A Conservative green policy

As a particular view of what is a green policy rests at the core of the globalists position, let us begin our exploration of the policy agenda with green matters.

I am a green enthusiast. I wish to live in a country with plenty of beautiful countryside, with clean water and air, where we fish and farm in a sustainable manner and pass on our soils and seas in good order to our children. As a Conservative I take the longer view, see our individual lives as leases , and our own presence here as part of a continuum from ancestors to successors. Families and nations act to sustain memories of what has happened and to support the hopes of the young for the future. We all have a stake in a common past and plans for a better general future.

The immediate task of alleviating undue human pressures on the natural world must rest with less population growth. I have no wish for government to try to limit family size. Rising prosperity and improving chances of survival are the main ways families and nations come to adopt self limitation on the numbers of children voluntarily. Here in the UK the birth rate is below the level of 2 children per woman to keep the population constant, which is a good outcome. Where in the world the birth rate is higher it usually accompanies poverty, disease and shorter life expectancy. We need to help low income nations rise from these tribulations , which we can do by promoting free trade, offering them help with fresh water supplies, medicines and emergency assistance, and ensuring the great technologies of the west are available for them to conquer the problems which hold them back.

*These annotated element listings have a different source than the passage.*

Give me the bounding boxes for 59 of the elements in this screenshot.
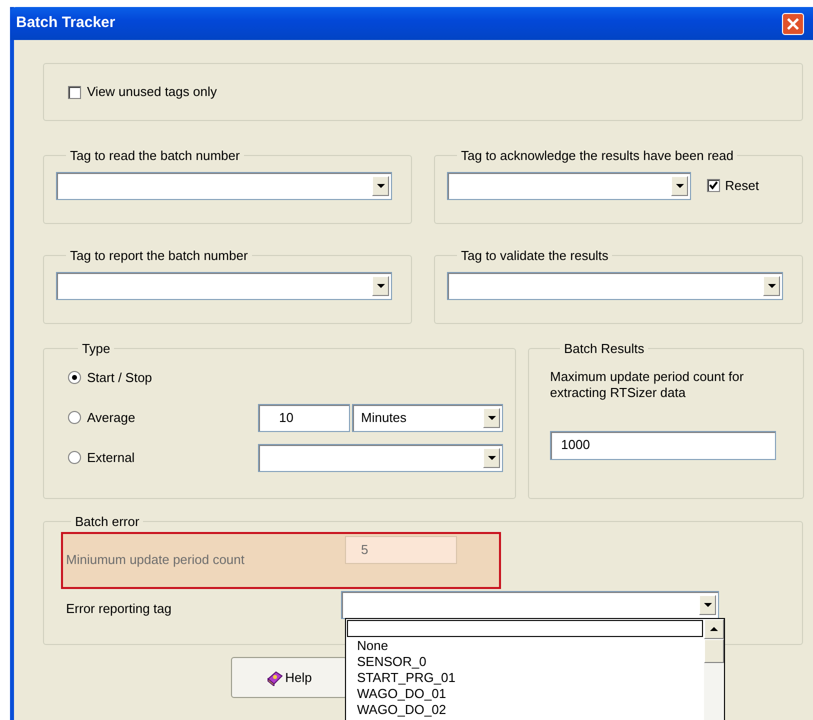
dropdown-button[interactable] [763, 276, 780, 296]
number-field: 5 [345, 536, 457, 564]
up-arrow-icon [710, 627, 718, 631]
book-icon [266, 670, 284, 686]
combo-box[interactable]: Minutes [352, 404, 503, 432]
close-button[interactable] [782, 12, 804, 34]
list-item[interactable]: SENSOR_0 [346, 654, 704, 670]
focused-list-item[interactable] [347, 620, 703, 637]
dropdown-arrow-icon [768, 284, 776, 288]
number-field[interactable]: 1000 [550, 430, 776, 460]
checkbox-label: View unused tags only [87, 83, 217, 102]
radio-label: Average [87, 408, 136, 427]
dropdown-arrow-icon [376, 184, 384, 188]
checkbox[interactable] [68, 86, 81, 98]
radio-label: Start / Stop [87, 368, 152, 387]
field-label: Error reporting tag [65, 600, 172, 618]
scrollbar[interactable] [704, 619, 724, 720]
dropdown-button[interactable] [372, 276, 389, 296]
scroll-thumb[interactable] [704, 639, 724, 663]
radio-button[interactable] [68, 371, 81, 384]
group-title: Batch Results [563, 340, 646, 358]
dropdown-button[interactable] [671, 176, 688, 196]
list-item[interactable]: None [346, 638, 704, 654]
combo-box[interactable] [56, 272, 392, 300]
group-title: Tag to validate the results [460, 247, 610, 265]
checkbox-label: Reset [725, 176, 759, 195]
combo-box[interactable] [56, 172, 392, 200]
dropdown-arrow-icon [376, 284, 384, 288]
description-text: Maximum update period count for extracting RTSizer data [550, 368, 745, 400]
combo-box[interactable] [447, 272, 783, 300]
combo-box[interactable] [258, 444, 503, 472]
group-title: Batch error [74, 513, 140, 531]
radio-button[interactable] [68, 411, 81, 424]
list-item[interactable]: WAGO_DO_02 [346, 702, 704, 718]
dropdown-arrow-icon [488, 416, 496, 420]
dropdown-arrow-icon [676, 184, 684, 188]
group-title: Type [81, 340, 112, 358]
radio-button[interactable] [68, 451, 81, 464]
window-title: Batch Tracker [16, 13, 116, 34]
group-title: Tag to read the batch number [69, 147, 241, 165]
dropdown-button[interactable] [483, 408, 500, 428]
dropdown-button[interactable] [372, 176, 389, 196]
group-title: Tag to acknowledge the results have been read [460, 147, 734, 165]
field-label: Miniumum update period count [66, 551, 244, 570]
checkbox[interactable] [707, 179, 720, 192]
list-item[interactable]: WAGO_DO_01 [346, 686, 704, 702]
number-field[interactable]: 10 [258, 404, 350, 432]
list-item[interactable]: START_PRG_01 [346, 670, 704, 686]
dropdown-arrow-icon [704, 602, 712, 606]
combo-box[interactable] [447, 172, 691, 200]
dropdown-arrow-icon [488, 456, 496, 460]
group-title: Tag to report the batch number [69, 247, 249, 265]
dropdown-button[interactable] [699, 594, 716, 614]
scroll-up-button[interactable] [704, 619, 724, 639]
close-icon [787, 18, 799, 30]
combo-box[interactable] [341, 590, 719, 618]
dropdown-button[interactable] [483, 448, 500, 468]
help-button[interactable]: Help [231, 657, 347, 698]
radio-label: External [87, 448, 135, 467]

Our UK green policy must start with proper control of net migration. We should aim for far fewer economic migrants than have come since Labour first changed our policies following their 1997 election win. The UK needs to train and retain our own skilled personnel, and to mechanise or pay more for the unskilled jobs where governments and business have too readily reached for cheap labour from abroad.

Once we have control of numbers, we can protect more of our countryside from development, and abate our growing appetite for various finite natural resources. Many of the troublesome issues which have arisen, from where to build thousands of extra homes to how to deal with overcrowding on our public transport systems fall away completely or are eased.